Tijdens de plenaire zitting van 13 februari werd de vreemdelingenwet voor EU-burgers versoepeld onder invloed van Europese regelgeving. Gezinshereniging met EU-burgers wordt makkelijker en het wordt moeilijker om de verblijfsvergunning van EU-ers af te nemen die langdurig van onze sociale zekerheid genieten. Ik ben tevreden dat men eindelijk werk maakt van een Europees asiel- en migratiebeleid. Ik betreur echter dat deze maatregel problematisch kan zijn voor lidstaten met een zeer uitgebreide sociale bescherming. Een meer eengemaakt migratiebeleid kan niet zonder een meer eengemaakt sociaal beleid.

Het voorliggend ontwerp was het resultaat van de interpretatie van de richtlijn door de commissie of betreft wijzigingen na rechtspraak van het Europees Hof van Justitie of het Europees Hof van de Rechten van de Mens.

Het belangrijke hierbij is dat vooral een Europees asiel- en migratiebeleid op die manier meer vorm krijgt. Aan de andere kant blijft de zwakke schakel in het geheel nog steeds de uitwerking van een sociaal Europa. We voeren hier nu wel een proportionaliteitstoets waardoor EU-onderdanen die een onredelijke belasting vormen voor het sociale bijstandsstelsel niet zomaar het land kunnen uitgezet worden, maar waarbij DVZ zich er voortaan steeds zal moeten van vergewissen of die toestand van belasting niet tijdelijk is, de duur van het verblijf in het Rijk, de persoonlijke situatie van de EU-burger in rekening brengen en het bedrag van de uitgekeerde steun. Bij de beslissing om een einde te stellen aan het verblijf, moet rekening gehouden worden met de duur van het verblijf van de betrokkene, diens leeftijd, gezondheidstoestand, gezins- en economische situatie, sociale en culturele integratie in het Rijk en de mate waarin hij bindingen heeft met zijn land van oorsprong.

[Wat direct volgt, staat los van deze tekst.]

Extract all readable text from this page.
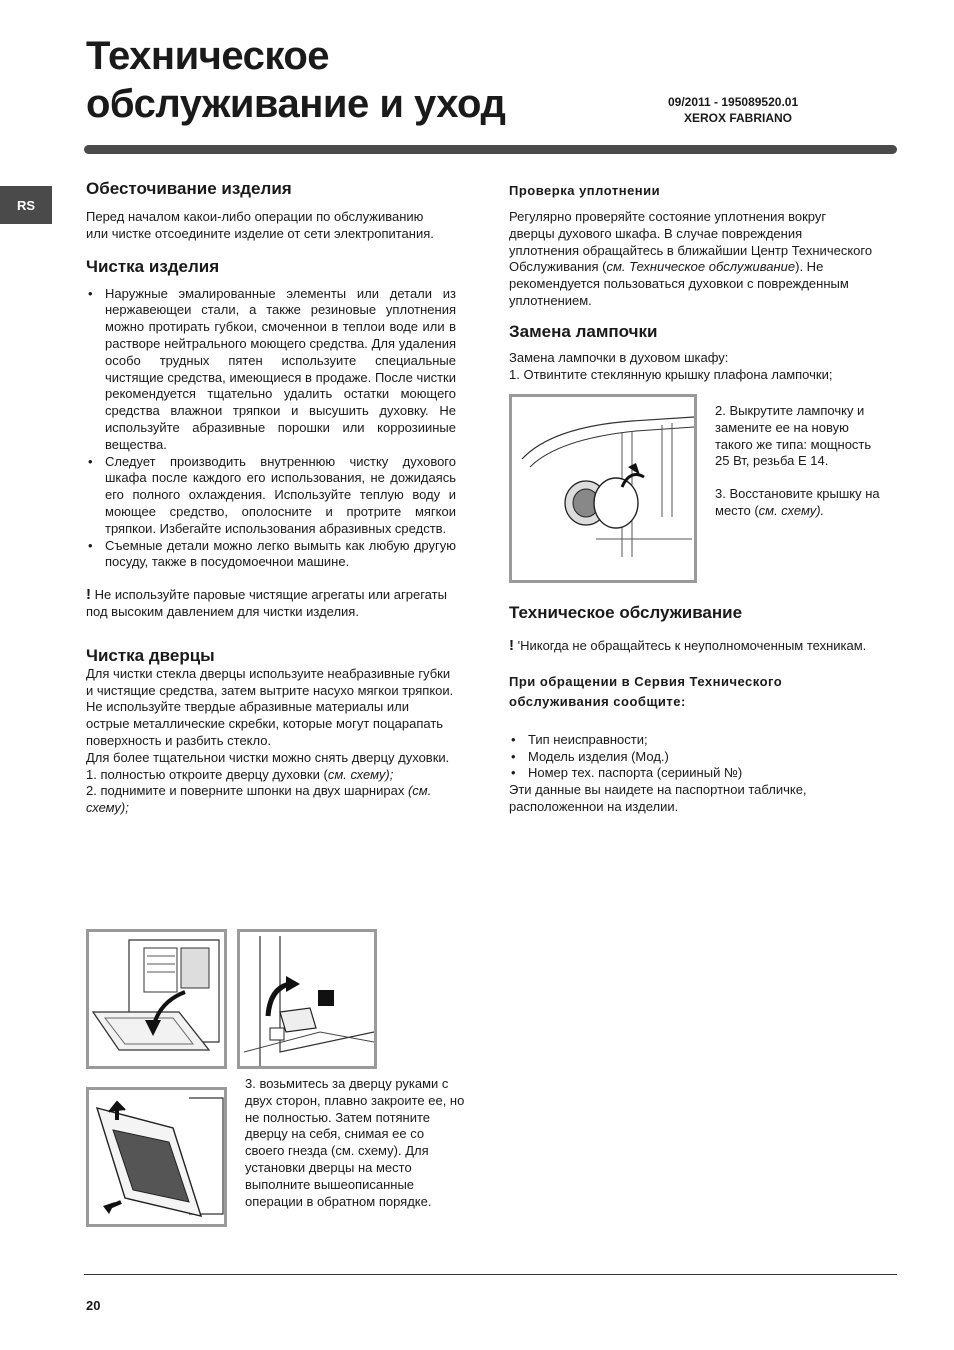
Техническое
обслуживание и уход	09/2011 - 195089520.01
XEROX FABRIANO
RS
Обесточивание изделия

Перед началом какои-либо операции по обслуживанию или чистке отсоедините изделие от сети электропитания.

Чистка изделия
• Наружные эмалированные элементы или детали из нержавеющеи стали, а также резиновые уплотнения можно протирать губкои, смоченнои в теплои воде или в растворе нейтрального моющего средства. Для удаления особо трудных пятен используите специальные чистящие средства, имеющиеся в продаже. После чистки рекомендуется тщательно удалить остатки моющего средства влажнои тряпкои и высушить духовку. Не используйте абразивные порошки или коррозииные вещества.
• Следует производить внутреннюю чистку духового шкафа после каждого его использования, не дожидаясь его полного охлаждения. Используйте теплую воду и моющее средство, ополосните и протрите мягкои тряпкои. Избегайте использования абразивных средств.
• Съемные детали можно легко вымыть как любую другую посуду, также в посудомоечнои машине.

! Не используйте паровые чистящие агрегаты или агрегаты под высоким давлением для чистки изделия.

Чистка дверцы

Для чистки стекла дверцы используите неабразивные губки и чистящие средства, затем вытрите насухо мягкои тряпкои. Не используйте твердые абразивные материалы или острые металлические скребки, которые могут поцарапать поверхность и разбить стекло.

Для более тщательнои чистки можно снять дверцу духовки.

1. полностью откроите дверцу духовки (см. схему);

2. поднимите и поверните шпонки на двух шарнирах (см. схему);

3. возьмитесь за дверцу руками с двух сторон, плавно закроите ее, но не полностью. Затем потяните дверцу на себя, снимая ее со своего гнезда (см. схему). Для установки дверцы на место выполните вышеописанные операции в обратном порядке.

Проверка уплотнении

Регулярно проверяйте состояние уплотнения вокруг дверцы духового шкафа. В случае повреждения уплотнения обращайтесь в ближайшии Центр Технического Обслуживания (см. Техническое обслуживание). Не рекомендуется пользоваться духовкои с поврежденным уплотнением.

Замена лампочки

Замена лампочки в духовом шкафу:

1. Отвинтите стеклянную крышку плафона лампочки;

2. Выкрутите лампочку и замените ее на новую такого же типа: мощность 25 Вт, резьба Е 14.

3. Восстановите крышку на место (см. схему).

Техническое обслуживание

! 'Никогда не обращайтесь к неуполномоченным техникам.

При обращении в Сервия Технического обслуживания сообщите:
• Тип неисправности;
• Модель изделия (Мод.)
• Номер тех. паспорта (серииный №)

Эти данные вы наидете на паспортнои табличке, расположеннои на изделии.

20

Dit kan problematisch zijn voor de lidstaten die een zeer uitgebreide sociale bescherming bieden, vandaar ook de pleidooi om ook werk te maken van een sociaal Europa, waarbij er ook een optrekken van de sociale bescherming in andere lidstaten moet worden bewerkstelligt.

Wat betreft de uitbreiding van de notie van het kerngezin voor EU-onderdanen die gebruik maken van het de richtlijn vrij verkeer en de gevolgen hiervoor voor de regels inzake gezinshereniging, blijft de voorgestelde wijziging van het ontwerp toch voor verwarring zorgen. Ook in commissie hebben we uitgebreid over dit aspect gesproken. Zo zal de EU-burger zich voortaan kunnen laten vergezellen door zijn partner die niet zijn echtgenoot is of waarmee hij geen geregistreerd partnerschap heeft.

Dit is niet onbelangrijk want het artikel 40bis stelt heel strikte voorwaarden vast die moeten voldaan worden om aan te tonen dat de partner waarmee men een geregistreerd partnerschap heeft effectief ook een duurzame relatie heeft met deze EU-burger. Dit kan bvb door aan te tonen dat men reeds voordien in een ander land meer dan een jaar heeft samengewoond.

Het art. 26 van het ontwerp stelt dat alle voorwaarden van artikel 40bis ook gelden voor de familieleden die bedoeld worden in het nieuwe artikel 47/2 Vw. We denken dan dat ook die voorwaarden om de duurzame relatie ook voor deze mensen zal gelden. Nochtans zegt het artikel 27 van het ontwerp dat “Het duurzame karakter van de relatie mag met elk passend middel worden bewezen.”

Wij vrezen dat u hier de deur openzet voor misbruiken en in de commissie zei u dat u dit zal verduidelijken met een circulaire, maar ook hier vrezen wij dat dit niet zal volstaan om een sluitende regeling te hebben. Bovendien zijn alle middelen die we reeds in het leven hadden geroepen in de strijd tegen de schijnhuwelijken en schijn-samenwoonst opnieuw ondergraven. Wij hopen alvast dat u dit snel kan uitklaren en een sluitende regeling kan uitwerken voor deze nieuwe vorm van gezinshereniging.